Peter Schwartz holds his B.A. in Literature and Creative Writing. He's lived and traveled through Israel, Egypt and Holland. He plays classical piano by ear. He is the editor of 'eye' which can be seen at www.watchtheeye.com. He has appeared in such journals as: Anthology, Barbaric Yawp, Curbside Review, Freefall, Poetalk, Porcupine, The Silt Reader, Writers' Journal and Zillah.


J.E. Stanley is an accountant and on-again/off-again guitarist from the grayscale suburban wilderness of Northeast Ohio, USA. In addition to Sein und Werden, his poetry has appeared in numerous publications including the chapbook Dissonance (deep cleveland press) and the short collection Ink (Gypsy Lips Press).


Shane Starling is from Perth, Western Australia. He lives in Brighton, England.


E. Mitchell Stone - Film, music, and paintings are primary influences on my writing. On a conscious level the work of Luis Bunuel, Maya Deren, Kenneth Anger, Alexandro Jodorowsky, and Man Ray.

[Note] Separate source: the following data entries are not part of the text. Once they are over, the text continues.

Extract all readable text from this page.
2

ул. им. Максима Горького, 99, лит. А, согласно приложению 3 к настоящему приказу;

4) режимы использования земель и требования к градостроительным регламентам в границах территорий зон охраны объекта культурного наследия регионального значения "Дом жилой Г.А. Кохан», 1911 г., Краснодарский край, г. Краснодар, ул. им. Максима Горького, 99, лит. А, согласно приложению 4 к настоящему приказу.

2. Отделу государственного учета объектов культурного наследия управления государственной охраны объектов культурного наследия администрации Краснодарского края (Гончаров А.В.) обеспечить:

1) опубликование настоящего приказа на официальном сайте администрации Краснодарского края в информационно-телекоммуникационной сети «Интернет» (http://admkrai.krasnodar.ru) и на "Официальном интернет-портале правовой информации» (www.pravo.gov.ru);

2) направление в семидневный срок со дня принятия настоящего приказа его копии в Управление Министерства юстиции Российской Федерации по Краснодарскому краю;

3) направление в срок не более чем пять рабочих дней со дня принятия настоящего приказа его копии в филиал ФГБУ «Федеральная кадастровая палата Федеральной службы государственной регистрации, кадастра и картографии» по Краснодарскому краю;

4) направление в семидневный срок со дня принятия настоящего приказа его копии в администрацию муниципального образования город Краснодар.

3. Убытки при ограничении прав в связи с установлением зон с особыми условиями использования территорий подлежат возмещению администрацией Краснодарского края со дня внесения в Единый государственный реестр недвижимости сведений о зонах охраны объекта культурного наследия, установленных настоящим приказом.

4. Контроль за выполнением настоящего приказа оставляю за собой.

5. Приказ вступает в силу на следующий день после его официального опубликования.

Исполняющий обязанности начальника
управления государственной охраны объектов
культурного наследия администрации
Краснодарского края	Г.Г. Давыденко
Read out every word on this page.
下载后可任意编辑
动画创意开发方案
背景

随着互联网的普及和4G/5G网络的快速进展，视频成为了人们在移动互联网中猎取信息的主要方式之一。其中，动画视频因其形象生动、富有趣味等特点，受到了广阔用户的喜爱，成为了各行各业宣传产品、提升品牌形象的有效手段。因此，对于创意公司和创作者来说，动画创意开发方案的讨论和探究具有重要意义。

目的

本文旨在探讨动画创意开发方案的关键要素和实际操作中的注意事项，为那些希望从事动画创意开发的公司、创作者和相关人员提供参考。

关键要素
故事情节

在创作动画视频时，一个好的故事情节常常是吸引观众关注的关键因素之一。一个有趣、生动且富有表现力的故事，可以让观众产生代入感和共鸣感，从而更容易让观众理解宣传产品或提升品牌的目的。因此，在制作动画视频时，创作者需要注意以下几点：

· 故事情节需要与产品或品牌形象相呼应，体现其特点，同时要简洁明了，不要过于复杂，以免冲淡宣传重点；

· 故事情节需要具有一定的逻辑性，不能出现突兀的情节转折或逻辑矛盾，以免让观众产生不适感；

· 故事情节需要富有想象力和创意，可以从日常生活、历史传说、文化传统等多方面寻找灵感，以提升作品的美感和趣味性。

On a subconscious level of course everything from the banalities of Ed Wood or H.G. Lewis to Hitchcock is fair game. Musically, the residual stimulation of thought provoking tonalities - Brian Eno, Velvet Underground for example - have a magical occultism that rivals any therapy or inspiration. Losing the trappings of blatant symbolism seems to be the path to discarding pretention.


Richard Strachan was born in 1977 and currently lives in the Borders. He is completing his first novel, and has written short stories and articles for various small press magazines.


Weird Gears (aka Jason Ellison) lives in Manassas, Virginia, somewhere near a Civil War battlefield and a hundred stripmalls. He works as a teacher of young students and as a college instructor of courses in English composition and literature. Photography is a relatively new realm for him.
C. L. Bledsoe has work in over a hundred journals including Eyeshot, Clackamas, Hobart Pulp, Opium, The Cimarron Review, Nimrod, and Margie. He is an editor for Ghoti Magazine.